Dedication: Mauss, Marcel-Israël (1872–1950), French anthropologist and sociologist; nephew and colleague of Durkheim; often considered the father of modern French anthropology. Although Mauss never did fieldwork, he turned the attention of French sociologists, philosophers and psychologists towards ethnology. He also tried to display the close relationship between Anthropology and Psychology. He did this through his many works. Among one of his earliest is Sacrifice: Its Nature and Function in 1899. His most influential is thought to be The Gift written in 1925. This work concentrated on his theory of "Gift Exchange." It explores the religious, legal, economic, mythological and other aspects of giving, receiving and repaying in different cultures. He envisions earlier societies as having individuals who were "less sad, less serious, less miserly, and less personal than we are. Externally at least, they were or are more generous, more giving than we are. . . . We will rediscover motives for living and acting that are still prevalent in many societies and classes: the joy of public giving; the delight in generous expenditure on the arts; the pleasure in hospitality and in private and public festival."

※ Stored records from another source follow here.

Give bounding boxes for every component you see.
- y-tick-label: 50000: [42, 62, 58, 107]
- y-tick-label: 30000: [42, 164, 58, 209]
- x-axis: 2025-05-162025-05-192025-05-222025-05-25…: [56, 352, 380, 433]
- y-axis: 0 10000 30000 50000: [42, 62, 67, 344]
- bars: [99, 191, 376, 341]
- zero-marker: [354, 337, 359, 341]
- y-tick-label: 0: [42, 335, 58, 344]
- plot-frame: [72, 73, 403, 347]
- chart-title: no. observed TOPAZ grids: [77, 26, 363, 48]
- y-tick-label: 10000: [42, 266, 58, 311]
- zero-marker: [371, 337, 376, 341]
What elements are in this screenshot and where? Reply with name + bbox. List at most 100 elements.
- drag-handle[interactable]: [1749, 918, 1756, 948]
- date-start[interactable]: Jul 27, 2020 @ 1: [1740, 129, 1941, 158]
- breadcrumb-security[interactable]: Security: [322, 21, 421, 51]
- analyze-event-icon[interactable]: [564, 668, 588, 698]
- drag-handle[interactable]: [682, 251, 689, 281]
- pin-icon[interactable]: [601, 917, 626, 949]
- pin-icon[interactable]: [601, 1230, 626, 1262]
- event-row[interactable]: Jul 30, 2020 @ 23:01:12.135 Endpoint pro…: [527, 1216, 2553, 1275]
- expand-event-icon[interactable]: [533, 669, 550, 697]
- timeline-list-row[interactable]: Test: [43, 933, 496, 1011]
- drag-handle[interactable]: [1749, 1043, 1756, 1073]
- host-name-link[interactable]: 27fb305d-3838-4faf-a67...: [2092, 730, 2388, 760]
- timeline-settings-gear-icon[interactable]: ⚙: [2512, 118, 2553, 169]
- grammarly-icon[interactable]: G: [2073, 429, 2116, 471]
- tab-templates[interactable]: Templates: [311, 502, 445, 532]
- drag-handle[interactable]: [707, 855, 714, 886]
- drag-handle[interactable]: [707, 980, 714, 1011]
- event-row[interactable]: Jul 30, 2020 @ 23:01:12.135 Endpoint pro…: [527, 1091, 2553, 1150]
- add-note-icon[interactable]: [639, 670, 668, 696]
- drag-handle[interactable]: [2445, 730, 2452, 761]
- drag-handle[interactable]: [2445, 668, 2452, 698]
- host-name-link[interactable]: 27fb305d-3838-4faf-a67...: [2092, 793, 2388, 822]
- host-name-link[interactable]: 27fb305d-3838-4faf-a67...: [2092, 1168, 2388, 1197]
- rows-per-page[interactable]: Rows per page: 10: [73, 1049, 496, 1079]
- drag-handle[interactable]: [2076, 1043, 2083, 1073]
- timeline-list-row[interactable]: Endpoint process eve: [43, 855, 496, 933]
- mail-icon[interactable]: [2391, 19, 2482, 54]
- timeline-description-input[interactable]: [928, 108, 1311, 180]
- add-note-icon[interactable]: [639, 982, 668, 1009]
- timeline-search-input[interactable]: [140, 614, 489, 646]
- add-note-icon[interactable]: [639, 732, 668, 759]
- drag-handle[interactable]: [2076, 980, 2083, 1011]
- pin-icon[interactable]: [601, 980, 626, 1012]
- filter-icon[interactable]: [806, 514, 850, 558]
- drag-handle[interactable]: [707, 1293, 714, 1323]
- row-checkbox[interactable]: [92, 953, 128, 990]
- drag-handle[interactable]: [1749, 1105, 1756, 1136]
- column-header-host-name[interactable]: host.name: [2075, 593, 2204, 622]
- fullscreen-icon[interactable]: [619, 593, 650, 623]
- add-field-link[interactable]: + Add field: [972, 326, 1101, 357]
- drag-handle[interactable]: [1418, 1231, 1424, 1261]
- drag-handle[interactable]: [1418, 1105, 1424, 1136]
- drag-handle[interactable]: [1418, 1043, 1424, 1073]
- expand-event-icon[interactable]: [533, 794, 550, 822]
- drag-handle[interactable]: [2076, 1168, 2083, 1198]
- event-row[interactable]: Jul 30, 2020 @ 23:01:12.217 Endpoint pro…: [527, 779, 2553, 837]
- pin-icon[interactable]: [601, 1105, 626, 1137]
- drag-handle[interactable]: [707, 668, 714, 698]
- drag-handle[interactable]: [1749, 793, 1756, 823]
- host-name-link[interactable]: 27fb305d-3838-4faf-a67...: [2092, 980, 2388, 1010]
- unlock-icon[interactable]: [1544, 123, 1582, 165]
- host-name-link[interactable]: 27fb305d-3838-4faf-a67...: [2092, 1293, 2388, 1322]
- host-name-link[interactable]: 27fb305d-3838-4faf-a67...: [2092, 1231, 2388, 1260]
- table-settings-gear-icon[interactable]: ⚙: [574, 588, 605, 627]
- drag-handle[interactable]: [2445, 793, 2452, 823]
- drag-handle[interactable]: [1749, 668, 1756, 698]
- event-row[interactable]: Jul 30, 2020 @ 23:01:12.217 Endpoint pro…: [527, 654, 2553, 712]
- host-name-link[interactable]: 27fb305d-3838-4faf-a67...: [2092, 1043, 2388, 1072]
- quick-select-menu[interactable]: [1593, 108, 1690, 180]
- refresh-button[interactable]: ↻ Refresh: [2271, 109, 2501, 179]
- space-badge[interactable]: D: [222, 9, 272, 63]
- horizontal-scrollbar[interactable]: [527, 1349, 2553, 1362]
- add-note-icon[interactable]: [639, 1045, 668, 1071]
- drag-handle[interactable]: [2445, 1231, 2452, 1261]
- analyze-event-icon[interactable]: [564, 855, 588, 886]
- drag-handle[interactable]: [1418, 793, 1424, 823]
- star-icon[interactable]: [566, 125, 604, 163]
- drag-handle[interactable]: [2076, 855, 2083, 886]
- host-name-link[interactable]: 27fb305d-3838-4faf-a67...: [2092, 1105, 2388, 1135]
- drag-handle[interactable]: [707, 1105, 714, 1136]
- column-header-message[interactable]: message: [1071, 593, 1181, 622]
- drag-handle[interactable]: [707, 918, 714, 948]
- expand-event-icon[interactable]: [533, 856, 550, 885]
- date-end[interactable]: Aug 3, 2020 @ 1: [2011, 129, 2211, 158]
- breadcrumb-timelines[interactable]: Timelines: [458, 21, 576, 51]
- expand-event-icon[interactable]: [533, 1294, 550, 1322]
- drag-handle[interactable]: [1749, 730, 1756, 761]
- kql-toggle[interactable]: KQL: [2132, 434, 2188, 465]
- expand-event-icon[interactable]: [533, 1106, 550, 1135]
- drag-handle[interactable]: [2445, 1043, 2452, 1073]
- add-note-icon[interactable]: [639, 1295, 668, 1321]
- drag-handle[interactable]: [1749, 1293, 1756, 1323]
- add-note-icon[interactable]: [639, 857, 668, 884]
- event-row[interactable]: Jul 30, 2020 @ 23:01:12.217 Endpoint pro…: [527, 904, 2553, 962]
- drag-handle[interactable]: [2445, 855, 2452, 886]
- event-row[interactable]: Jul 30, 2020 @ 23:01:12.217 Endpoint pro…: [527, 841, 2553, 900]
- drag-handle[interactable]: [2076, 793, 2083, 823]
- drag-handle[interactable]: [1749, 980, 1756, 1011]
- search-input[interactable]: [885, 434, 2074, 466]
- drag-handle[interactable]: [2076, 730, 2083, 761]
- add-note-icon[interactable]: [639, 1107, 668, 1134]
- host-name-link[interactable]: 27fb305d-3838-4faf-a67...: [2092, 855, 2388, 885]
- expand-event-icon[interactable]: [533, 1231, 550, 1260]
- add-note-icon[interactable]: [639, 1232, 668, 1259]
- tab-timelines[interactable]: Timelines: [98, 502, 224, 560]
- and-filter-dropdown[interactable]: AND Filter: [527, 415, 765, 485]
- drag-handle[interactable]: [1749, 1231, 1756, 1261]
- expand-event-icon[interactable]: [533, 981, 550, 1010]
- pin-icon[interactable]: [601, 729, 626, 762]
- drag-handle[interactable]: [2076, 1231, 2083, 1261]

Marcel Mauss was regarded as a highly intellectual man with an encyclopedic mind familiar with an exceptional breadth of ethnographic and linguistic knowledge. He was an inspiration to many.

References:
Mauss, Marcel, Encyclopedia Britannica. Encyclopedia Britannica Inc., 1996.
Mauss, Marcel, The Concise Columbia Encyclopedia. Columbia University Press, 1991.
Winters, Christopher, International Dictionary of Anthropologists. New York: Garland Publishing, 1991. pp. 462 - 463.